La soga en la casa del ahorcado
Si hay una sociedad de control, es aquella que estimula y explica que no hay controles, que se goza de toda la autodeterminación para acudir a las distracciones, a todas las actividades fijadas por ella. Dentro de esta disposición, el poeta, el libro de poesía, y su reseña, no tienen lugar; porque una sociedad de control no puede admitir dispersiones y reflexiones que inauguren una diagonal en su estructura. Una diagonal en su estructura. Una diagonal poética es hablar del control donde se dice que no lo hay. Es hablar de la soga en la casa del ahorcado. Es intolerable, y lo intolerable se lo omite, o se lo domestica, poniéndolo dentro de un molde, parcelándolo, mutilándolo.
EL HALL DE CONSTITUCIÓN
El kiosco se extiende con la noche,
como una gran pecera que exhibe a un coreano.
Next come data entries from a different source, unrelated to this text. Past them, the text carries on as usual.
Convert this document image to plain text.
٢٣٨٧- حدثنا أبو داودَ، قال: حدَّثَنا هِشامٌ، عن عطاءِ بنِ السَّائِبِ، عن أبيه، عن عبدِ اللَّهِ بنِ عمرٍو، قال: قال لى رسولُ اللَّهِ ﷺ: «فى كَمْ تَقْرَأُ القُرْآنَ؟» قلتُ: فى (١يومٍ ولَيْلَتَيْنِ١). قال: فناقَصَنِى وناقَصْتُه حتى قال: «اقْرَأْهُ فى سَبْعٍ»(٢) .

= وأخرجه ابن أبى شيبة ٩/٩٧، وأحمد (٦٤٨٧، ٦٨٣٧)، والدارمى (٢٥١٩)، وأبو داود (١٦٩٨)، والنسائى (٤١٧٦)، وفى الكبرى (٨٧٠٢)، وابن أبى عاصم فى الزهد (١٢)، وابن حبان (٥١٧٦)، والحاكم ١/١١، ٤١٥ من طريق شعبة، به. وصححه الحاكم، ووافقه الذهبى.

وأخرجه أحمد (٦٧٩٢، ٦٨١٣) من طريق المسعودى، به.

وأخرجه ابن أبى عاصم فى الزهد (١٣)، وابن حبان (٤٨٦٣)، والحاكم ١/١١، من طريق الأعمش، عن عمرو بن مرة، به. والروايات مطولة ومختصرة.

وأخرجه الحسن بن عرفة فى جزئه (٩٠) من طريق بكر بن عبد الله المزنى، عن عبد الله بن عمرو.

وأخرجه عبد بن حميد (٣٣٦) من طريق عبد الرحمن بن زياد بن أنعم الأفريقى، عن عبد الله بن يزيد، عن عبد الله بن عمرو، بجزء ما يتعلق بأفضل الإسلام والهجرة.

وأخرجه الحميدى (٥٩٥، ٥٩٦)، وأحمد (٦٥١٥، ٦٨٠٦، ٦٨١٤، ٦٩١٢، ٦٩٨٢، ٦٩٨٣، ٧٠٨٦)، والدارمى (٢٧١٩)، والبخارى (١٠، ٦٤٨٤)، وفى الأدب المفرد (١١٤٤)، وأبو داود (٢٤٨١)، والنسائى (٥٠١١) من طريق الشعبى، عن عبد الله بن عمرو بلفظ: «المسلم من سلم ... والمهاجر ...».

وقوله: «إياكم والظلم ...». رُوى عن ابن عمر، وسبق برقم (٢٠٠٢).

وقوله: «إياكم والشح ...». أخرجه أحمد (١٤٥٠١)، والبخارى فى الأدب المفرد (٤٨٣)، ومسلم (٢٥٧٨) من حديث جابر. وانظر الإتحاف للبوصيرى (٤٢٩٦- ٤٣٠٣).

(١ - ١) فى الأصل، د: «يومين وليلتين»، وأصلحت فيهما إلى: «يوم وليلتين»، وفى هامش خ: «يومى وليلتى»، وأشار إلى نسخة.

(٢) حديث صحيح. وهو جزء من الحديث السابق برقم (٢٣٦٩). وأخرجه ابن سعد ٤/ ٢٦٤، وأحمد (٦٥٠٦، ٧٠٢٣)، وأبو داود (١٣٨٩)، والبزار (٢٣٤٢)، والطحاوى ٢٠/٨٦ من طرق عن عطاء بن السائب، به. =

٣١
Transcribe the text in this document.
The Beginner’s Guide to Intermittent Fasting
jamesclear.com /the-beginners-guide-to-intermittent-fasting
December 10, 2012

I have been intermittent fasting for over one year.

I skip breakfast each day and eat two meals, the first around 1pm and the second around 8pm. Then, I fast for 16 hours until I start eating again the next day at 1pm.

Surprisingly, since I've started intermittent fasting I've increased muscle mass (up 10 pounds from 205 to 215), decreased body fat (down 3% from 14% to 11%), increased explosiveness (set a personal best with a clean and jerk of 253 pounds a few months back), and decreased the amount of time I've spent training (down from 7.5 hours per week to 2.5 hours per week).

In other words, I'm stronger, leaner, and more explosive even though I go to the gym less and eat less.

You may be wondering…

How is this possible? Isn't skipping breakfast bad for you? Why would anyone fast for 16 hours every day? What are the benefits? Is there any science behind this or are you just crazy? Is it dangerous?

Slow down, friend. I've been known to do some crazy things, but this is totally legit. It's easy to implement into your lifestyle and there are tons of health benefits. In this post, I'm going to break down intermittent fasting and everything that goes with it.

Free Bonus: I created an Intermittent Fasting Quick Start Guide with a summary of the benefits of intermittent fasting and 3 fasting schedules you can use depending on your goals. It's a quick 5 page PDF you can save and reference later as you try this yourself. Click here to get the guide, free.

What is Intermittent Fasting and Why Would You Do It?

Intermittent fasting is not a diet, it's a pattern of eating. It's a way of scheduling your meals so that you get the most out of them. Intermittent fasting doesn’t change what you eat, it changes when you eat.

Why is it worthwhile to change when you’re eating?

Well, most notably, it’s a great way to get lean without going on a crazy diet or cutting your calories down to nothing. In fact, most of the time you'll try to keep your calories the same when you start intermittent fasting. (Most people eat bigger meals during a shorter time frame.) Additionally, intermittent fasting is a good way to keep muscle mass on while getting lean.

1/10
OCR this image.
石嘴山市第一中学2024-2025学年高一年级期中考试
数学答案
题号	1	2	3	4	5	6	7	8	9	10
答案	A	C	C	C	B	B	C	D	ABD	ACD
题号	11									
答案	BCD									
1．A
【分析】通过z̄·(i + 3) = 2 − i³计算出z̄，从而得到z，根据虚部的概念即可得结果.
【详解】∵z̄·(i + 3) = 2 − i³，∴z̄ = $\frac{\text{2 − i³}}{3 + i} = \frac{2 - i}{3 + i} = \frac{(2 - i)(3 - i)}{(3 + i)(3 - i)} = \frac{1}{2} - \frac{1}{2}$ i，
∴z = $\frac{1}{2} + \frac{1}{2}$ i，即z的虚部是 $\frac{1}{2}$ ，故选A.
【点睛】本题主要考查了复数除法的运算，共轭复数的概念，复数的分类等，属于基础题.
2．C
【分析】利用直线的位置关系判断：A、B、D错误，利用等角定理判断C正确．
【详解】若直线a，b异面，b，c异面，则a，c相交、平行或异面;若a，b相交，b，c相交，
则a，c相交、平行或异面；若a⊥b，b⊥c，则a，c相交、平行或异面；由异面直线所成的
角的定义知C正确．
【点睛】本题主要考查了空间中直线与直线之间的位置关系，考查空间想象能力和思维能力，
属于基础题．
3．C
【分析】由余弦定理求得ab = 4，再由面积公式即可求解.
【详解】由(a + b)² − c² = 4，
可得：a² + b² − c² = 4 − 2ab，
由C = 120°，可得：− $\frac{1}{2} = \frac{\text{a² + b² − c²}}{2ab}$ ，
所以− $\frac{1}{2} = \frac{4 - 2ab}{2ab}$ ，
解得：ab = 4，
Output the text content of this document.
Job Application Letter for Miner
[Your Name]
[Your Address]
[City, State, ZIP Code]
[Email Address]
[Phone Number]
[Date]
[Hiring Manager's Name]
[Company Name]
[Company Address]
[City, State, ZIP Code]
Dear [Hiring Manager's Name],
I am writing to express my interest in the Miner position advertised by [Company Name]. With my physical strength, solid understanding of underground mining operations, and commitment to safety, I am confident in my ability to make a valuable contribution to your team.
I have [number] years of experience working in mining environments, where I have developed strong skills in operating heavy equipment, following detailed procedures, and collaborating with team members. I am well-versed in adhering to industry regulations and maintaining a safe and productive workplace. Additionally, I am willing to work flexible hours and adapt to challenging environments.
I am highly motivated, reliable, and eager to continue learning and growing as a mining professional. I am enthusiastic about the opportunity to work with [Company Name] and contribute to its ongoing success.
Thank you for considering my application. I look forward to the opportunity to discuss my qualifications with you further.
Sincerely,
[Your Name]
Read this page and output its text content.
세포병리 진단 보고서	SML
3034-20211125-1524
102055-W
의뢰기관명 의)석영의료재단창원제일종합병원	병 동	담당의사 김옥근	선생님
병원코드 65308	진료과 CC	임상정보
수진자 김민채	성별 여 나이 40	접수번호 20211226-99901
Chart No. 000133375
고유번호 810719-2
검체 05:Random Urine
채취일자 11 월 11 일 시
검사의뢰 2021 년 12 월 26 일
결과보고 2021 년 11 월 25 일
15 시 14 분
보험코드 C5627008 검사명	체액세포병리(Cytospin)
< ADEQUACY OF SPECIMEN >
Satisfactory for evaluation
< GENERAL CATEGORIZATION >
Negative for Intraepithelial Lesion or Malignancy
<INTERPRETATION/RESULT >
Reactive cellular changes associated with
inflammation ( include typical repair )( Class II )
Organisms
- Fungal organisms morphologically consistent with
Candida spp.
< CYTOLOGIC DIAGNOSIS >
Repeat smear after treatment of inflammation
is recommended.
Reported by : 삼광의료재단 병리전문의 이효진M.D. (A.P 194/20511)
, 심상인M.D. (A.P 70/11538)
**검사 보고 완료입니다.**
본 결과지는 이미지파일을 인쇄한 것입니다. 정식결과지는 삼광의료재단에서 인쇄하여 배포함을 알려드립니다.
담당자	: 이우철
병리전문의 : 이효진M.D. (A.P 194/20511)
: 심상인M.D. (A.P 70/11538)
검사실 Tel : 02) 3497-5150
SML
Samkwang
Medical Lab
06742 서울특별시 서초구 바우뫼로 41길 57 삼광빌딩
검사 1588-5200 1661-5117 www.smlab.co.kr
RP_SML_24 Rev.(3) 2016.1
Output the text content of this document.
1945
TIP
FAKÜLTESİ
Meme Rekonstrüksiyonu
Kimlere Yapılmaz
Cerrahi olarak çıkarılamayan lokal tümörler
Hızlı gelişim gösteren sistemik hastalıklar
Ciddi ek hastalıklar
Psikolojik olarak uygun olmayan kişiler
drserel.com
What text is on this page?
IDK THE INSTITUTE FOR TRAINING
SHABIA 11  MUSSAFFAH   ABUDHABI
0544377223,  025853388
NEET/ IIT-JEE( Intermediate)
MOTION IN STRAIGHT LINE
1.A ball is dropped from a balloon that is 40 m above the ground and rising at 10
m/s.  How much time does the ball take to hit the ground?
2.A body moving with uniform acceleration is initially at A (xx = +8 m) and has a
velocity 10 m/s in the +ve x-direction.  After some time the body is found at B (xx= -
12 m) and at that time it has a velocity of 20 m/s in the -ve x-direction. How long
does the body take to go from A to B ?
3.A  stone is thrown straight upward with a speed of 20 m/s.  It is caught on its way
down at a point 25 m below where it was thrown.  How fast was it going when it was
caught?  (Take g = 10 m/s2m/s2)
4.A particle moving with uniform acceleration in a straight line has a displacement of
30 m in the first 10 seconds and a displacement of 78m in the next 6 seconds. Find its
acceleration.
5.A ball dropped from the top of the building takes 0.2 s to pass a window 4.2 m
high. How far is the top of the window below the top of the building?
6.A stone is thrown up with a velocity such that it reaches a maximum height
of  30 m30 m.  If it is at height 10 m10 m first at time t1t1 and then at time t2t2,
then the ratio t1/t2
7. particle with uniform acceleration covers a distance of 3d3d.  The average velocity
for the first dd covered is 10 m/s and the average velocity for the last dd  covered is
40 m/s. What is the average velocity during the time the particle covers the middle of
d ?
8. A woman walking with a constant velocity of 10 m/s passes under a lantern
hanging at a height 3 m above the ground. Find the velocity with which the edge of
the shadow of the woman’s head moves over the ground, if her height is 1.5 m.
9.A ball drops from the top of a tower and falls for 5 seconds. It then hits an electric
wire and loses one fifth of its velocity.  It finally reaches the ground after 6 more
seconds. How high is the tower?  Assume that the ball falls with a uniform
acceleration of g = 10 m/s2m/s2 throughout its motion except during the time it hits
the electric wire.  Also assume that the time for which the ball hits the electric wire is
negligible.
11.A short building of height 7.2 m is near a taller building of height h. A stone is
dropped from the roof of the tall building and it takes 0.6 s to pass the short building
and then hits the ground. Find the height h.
Recibe todas las luces del Hall:
“Coca Cola”, “Remington”, “Bieckert”,
mientras la voz solemne anuncia el tren a Glew
y la rubia educada opina: “Parece Victoria Station”.
Los mármoles se amplían, las baldosas se agigantan,
los baños del subsuelo quisieran emerger
con la música que lanza el altavoz:
un rock sinfónico que contrasta las siluetas
del bancario respetable y su portafolios,
de dos negros brasileros tomando mate.
Por un costado, quise alejarme del estruendo,
hacia un rincón, un pequeño bar,
pero el olor del marisco frito pudo más,
cayendo certero sobre mi café
desde un puesto con decorado de restorán chino
y láminas arrugadas de “Play Boy”.
Hinchado como una araña, el coreano
vigila la mercadería: los forros y
los analgésicos, la cerveza y los cigarrillos,
y desciende hasta la seducción
cuando dos francesas piden,
o se eleva hasta el odio, cuando un ratero amenaza.